Did you think pop-up ads, interstitials (ads that delay your visit to a web page), and superstitials (ads that delay your visit to the next web page as you leave the one putting up the ad) were tried, proven faulty and discarded? Think again.
"Rudely interrupted? Hey, we do that with radio, we do that with any serially served medium... It's accepted in other media because they grew up with it." Just because the Internet can involve serial mutlimedia does not make it a serially served medium. Even as Internet multimedia technology diverges from the textual documents we know and love, text is not going away. Certainly neither is the need for responsiveness in interactivity. Delay ads are delays in what is intuitively a smooth interactive experience.
Once again at the risk of promoting the company I work for, I very much like the Walt Disney Internet Group's new "Big Impression" strategy, exemplified by Movies.com, ESPN.com, the new ABCNews.com redesign, and the new redesign of Wall of Sound. A television-size-ratio'd rectange appears near the top of the site, always in the same location, and can contain streamed animation or interactive elements. The unique size catches your attention, and the allowance of full Fkash-enabled animations provide more space to have advertising people will want to see. Particularly cool is how, on many of the sites mentioned, the box contains animated content as well as advertising, essentially a little attention-grabbing serially served TV on the web site. Note that it's not just the novelty of the size or position of the ad that makes it eye-catching, but the content of the ad itself.

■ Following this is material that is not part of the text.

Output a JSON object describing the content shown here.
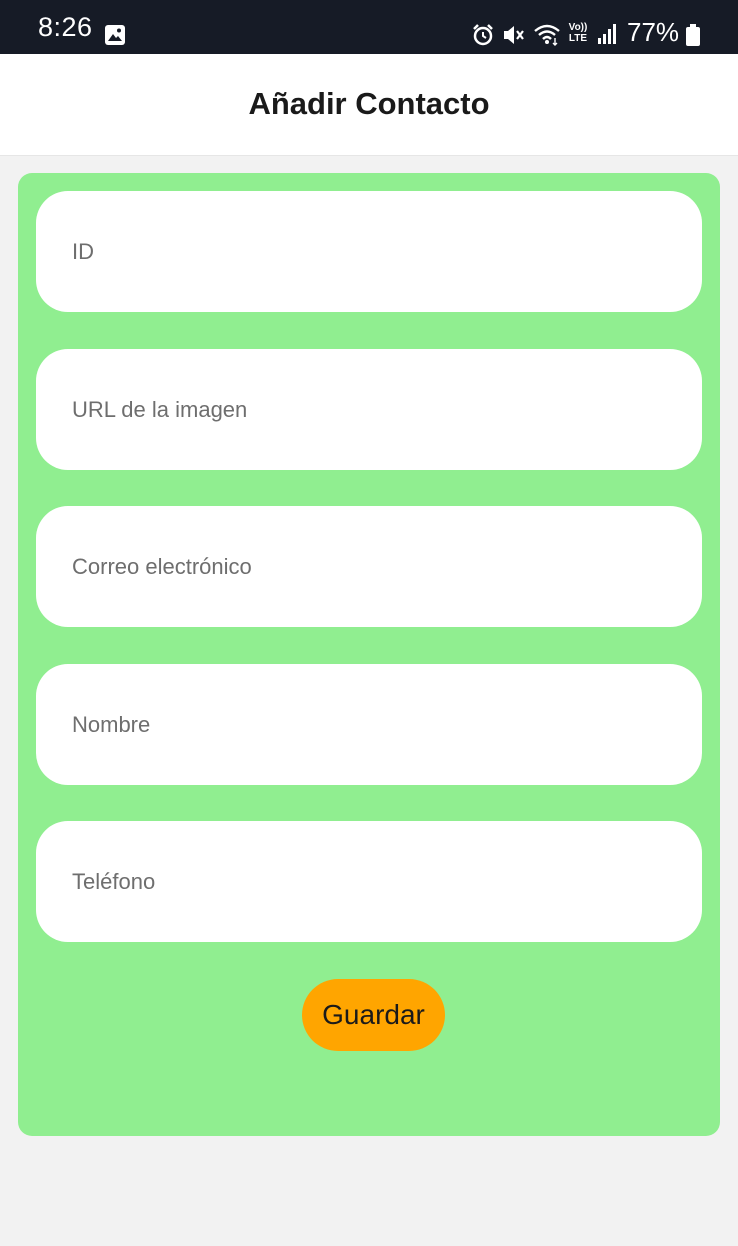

Most importantly, it demands nothing of the user. TV and radio are non-interactive, banner ads are unintrusive, so is that ad box. Pop-ups, interstitials and superstitials demand a response to continue-- and yes, that includes even a 5 second interstitial, as I have to explicitly close it to make my intuitively instantaneous click as quick as possible. If I were to walk into a bookstore and a billboard dropped from the ceiling, blocking my path until I pushed it out of my way, I'd be pissed, even if it promised to disappear in five seconds.
Oh by the way, when you go to a software download site, click on the Download link, and get a page with an ad that says your download is being "prepared" or something like that, you're being screwed out of five seconds of your life. You think it's "preparing," but it's actually waiting for you to read the ad. OK, I really don't mind this that much, since the download is intended to take a while anyway. But advertisers will lie to you in this way to keep you from getting angry when you have every right to do so. Ever try to "unsubscribe" from a piece of spam, only to find that their server is "down for maintenance"? Or worse, ever receive a piece of spam that claims to be a newsletter you subscribed to, so it's not their fault that they're violating your inbox?
I know I'm preaching to the choir, but it infuriates me to hear ad industry schmucks say, "Everybody stop complaining, we're experimenting with new forms of advertising, and we'll see what works and what doesn't," when our complaints are sole sign that their experiments are failing. What's worse is that that isn't exactly true: sales make up the bottom line, and if someone out there is responding positively to the ad, retailers think that means their ad is cost-effective-- but the ad, especially in the case of email spam, cost almost nothing to produce or place, so it's pretty much always cost-effective.
As the popular free browsers inevitably build in special ad display technology (imagine interstitials between every site you visit, independent of the sites you're visiting, served by AOL-Time-Warner or Microsoft directly), the for-cost-no-ad browsers still won't be able to make enough money to compete, and the no-cost-no-ad options (such as GNU-ish browsers) simply won't be able to keep up with technology that will eventually have real development costs. Not only that, but imagine the network of corporate alliances that would prevent no-ad browsers from using the latest multimedia technology. (*cough*)
OK, I'm done for now. Am I a rant blog yet?